Why Carol Bartz was fired

Occasionally I write articles titled “Why CEO X was fired.” You can read one here, and here and here.

These are allegorical stories. I don’t base the opinion on evidence but on perception of what’s wrong with a particular company’s strategy and then try to trace the point of strategic failure which should have triggered management change. Of course, the reasons are often something else, probably mundane or “political” in nature.

The objective therefore is to analyze strategy and more precisely strategy failure.

So, Yahoo! What went wrong?

Before we answer that, we should know what went right. Yahoo, like Google, depends on advertiser revenues. For that, it sells the behavior of its users. It processes over 25 billion events every day and builds a database (estimated to be in 10s of petabytes) to mine for information that is, hopefully, worth something to advertisers.

But in order to get user behavior it needs to provide compelling reasons for user participation. For that, Yahoo licenses content and offers communication services (among other things.)

This sounds like a reasonable business model. So what could go wrong? As always, we begin by measuring performance along a prevailing basis or axis of competition. Has Yahoo’s product been improving in ways meaningful to its customers? Is that improvement beyond what buyers value or can absorb? To answer, we need to be careful in recognizing that the customer is the advertiser, not the user. Like in all advertising business models, the user is the product.

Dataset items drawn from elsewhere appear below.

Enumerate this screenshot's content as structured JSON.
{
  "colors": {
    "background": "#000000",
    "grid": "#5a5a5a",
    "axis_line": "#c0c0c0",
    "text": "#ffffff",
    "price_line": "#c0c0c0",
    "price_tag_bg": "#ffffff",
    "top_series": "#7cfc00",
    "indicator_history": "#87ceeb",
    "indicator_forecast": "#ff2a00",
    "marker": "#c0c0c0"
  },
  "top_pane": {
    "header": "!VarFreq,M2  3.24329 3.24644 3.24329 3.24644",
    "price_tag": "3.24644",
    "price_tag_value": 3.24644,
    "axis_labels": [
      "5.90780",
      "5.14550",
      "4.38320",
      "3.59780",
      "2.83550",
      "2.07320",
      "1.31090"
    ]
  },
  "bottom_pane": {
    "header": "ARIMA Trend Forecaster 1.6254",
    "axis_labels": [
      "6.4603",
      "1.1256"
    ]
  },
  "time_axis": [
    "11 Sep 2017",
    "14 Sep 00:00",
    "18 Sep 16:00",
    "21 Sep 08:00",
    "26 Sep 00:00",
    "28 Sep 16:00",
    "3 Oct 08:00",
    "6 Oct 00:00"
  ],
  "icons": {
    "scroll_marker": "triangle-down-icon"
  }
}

So when seen in this context, the problem becomes clearer. We have to determine whether the product (user behavior) is good enough or too good. We have to compare it to alternatives which might offer better price/performance for a given customer need.

There is little data we can draw upon, but my initial hypothesis is that the behavioral product that Yahoo has been delivering is over-serving while search and social data is what customers are increasingly looking for.

Part of the reason is that Yahoo’s raw material is licensed content. The value of that material has decreased as users turn to either social media or seek out filtered, niche information sources which are outside the generic feeds Yahoo provides. Therefore, as Yahoo’s traditional raw material has commoditized, so has its user behavior data. The patterns that are emerging from the data are “unactionable” by advertisers. There is little insight that can be gained from data on patterns of reading generic news. People are differentiated through their reading of niche sites and that data does not reside with Yahoo!

Thus customers (advertisers) have felt that the product (user behavior from reading licensed content) is commoditized. There is much more value in looking at patterns in Facebook or search. But those rich fields of data are under the control of competitors.

This is the core problem with Yahoo’s business and it’s been a problem for a long time. The question for a CEO should be how to fix this. The remedy is not better administration but either a change in the core business or innovation in terms of content sourcing (away from big media and toward blogs and niche media.)

Sadly, the steps required to get there should have been taken years ago. And perhaps the required changes imply so much displacement and disruption in the operating and financial structure of the company that it would just not survive the operation.

Which is why Bartz was fired. There is no evidence that she tried to engage in surgery or that there was any therapy process under way during her tenure. The patient, I’m afraid, is still dying.